Notre expérience la plus récente [3] a consisté à résoudre ces problèmes. En particulier il a fallu développer une méthode pour réinitialiser dans leur état fondamental les spins qui sont fortement excités par les impulsions micro-ondes intenses utilisées lors de l’écho de spin. Pour cela nous nous sommes appuyés sur une propriété remarquable des centres NV, qui peuvent être repompés dans leur état fondamental de spin en les irradiant avec de la lumière verte, ce que nous avons fait grâce à une fibre optique installée dans le réfrigérateur à dilution construit par l’atelier de cryogénie du SPEC (voir la figure 2). Les spins ont pu être ainsi réinitialisés en 1 seconde, ce qui nous a permis d’effectuer pour la première fois des séquences d’écho de spin où six impulsions micro-ondes de puissance extrêmement faible (environ 100 fW) ont été stockées pendant plusieurs dizaines de microsecondes, puis récupérées (cf figure 2). Même si le régime quantique n’a pas été atteint dans cette démonstration de principe, nos résultats ouvrent la voie à la réalisation d’une expérience combinant l’écriture de centaines d’états quantiques provenant de qubits supraconducteurs dans un ensemble de spins, leur stockage en parallèle, puis leur lecture plusieurs dizaines voire plusieurs centaines de microsecondes plus tard : c’est-à-dire à la réalisation d’une mémoire quantique opérationnelle.

 


Références :

[1] Quantum speeding-up of computation demonstrated in a superconducting two-qubit processor,
A. Dewes, R. Lauro, F. R. Ong, V. Schmitt, P. Milman, P. Bertet, D. Vion, and D. Esteve, Phys. Rev.

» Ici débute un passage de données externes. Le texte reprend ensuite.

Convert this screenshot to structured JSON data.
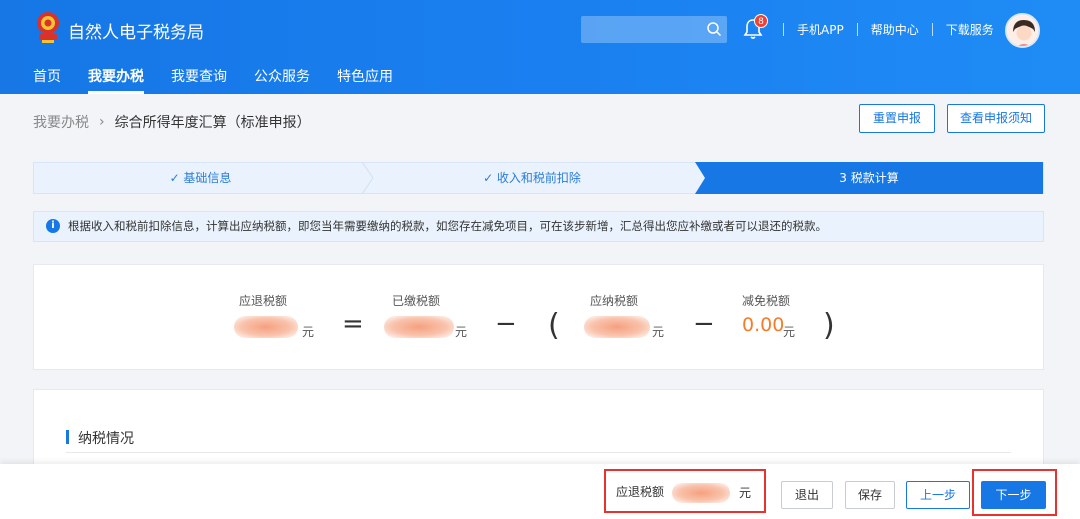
{
  "header": {
    "site_title": "自然人电子税务局",
    "notification_count": "8",
    "links": [
      "手机APP",
      "帮助中心",
      "下载服务"
    ]
  },
  "nav": [
    "首页",
    "我要办税",
    "我要查询",
    "公众服务",
    "特色应用"
  ],
  "breadcrumb": {
    "parent": "我要办税",
    "current": "综合所得年度汇算（标准申报）"
  },
  "actions": {
    "reset": "重置申报",
    "notice": "查看申报须知"
  },
  "steps": [
    {
      "label": "✓ 基础信息"
    },
    {
      "label": "✓ 收入和税前扣除"
    },
    {
      "label": "3 税款计算"
    }
  ],
  "info_text": "根据收入和税前扣除信息，计算出应纳税额，即您当年需要缴纳的税款，如您存在减免项目，可在该步新增，汇总得出您应补缴或者可以退还的税款。",
  "formula": {
    "refund_label": "应退税额",
    "paid_label": "已缴税额",
    "payable_label": "应纳税额",
    "relief_label": "减免税额",
    "relief_value": "0.00",
    "unit": "元",
    "equals": "=",
    "minus": "−",
    "open_paren": "(",
    "close_paren": ")"
  },
  "section": {
    "title": "纳税情况"
  },
  "footer": {
    "refund_label": "应退税额",
    "unit": "元",
    "exit": "退出",
    "save": "保存",
    "prev": "上一步",
    "next": "下一步"
  },
  "colors": {
    "primary": "#1677e5",
    "highlight": "#e8322d",
    "amount": "#f57d2a"
  }
}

B 85, 140503 (2012)

[2] Hybrid quantum circuit with a superconducting Qubit coupled to a spin ensemble,
Y. Kubo, C. Grezes, A. Dewes, T. Umeda, J. Isoya, H. Sumiya, N. Morishita, H. Abe, S. Onoda, T. Ohshima, V. Jacques, A. Dréau, J.-F. Roch, I. Diniz, A. Auffeves, D. Vion, D. Esteve, and P. Bertet, Phys. Rev. Lett. 107, 220501 (2011)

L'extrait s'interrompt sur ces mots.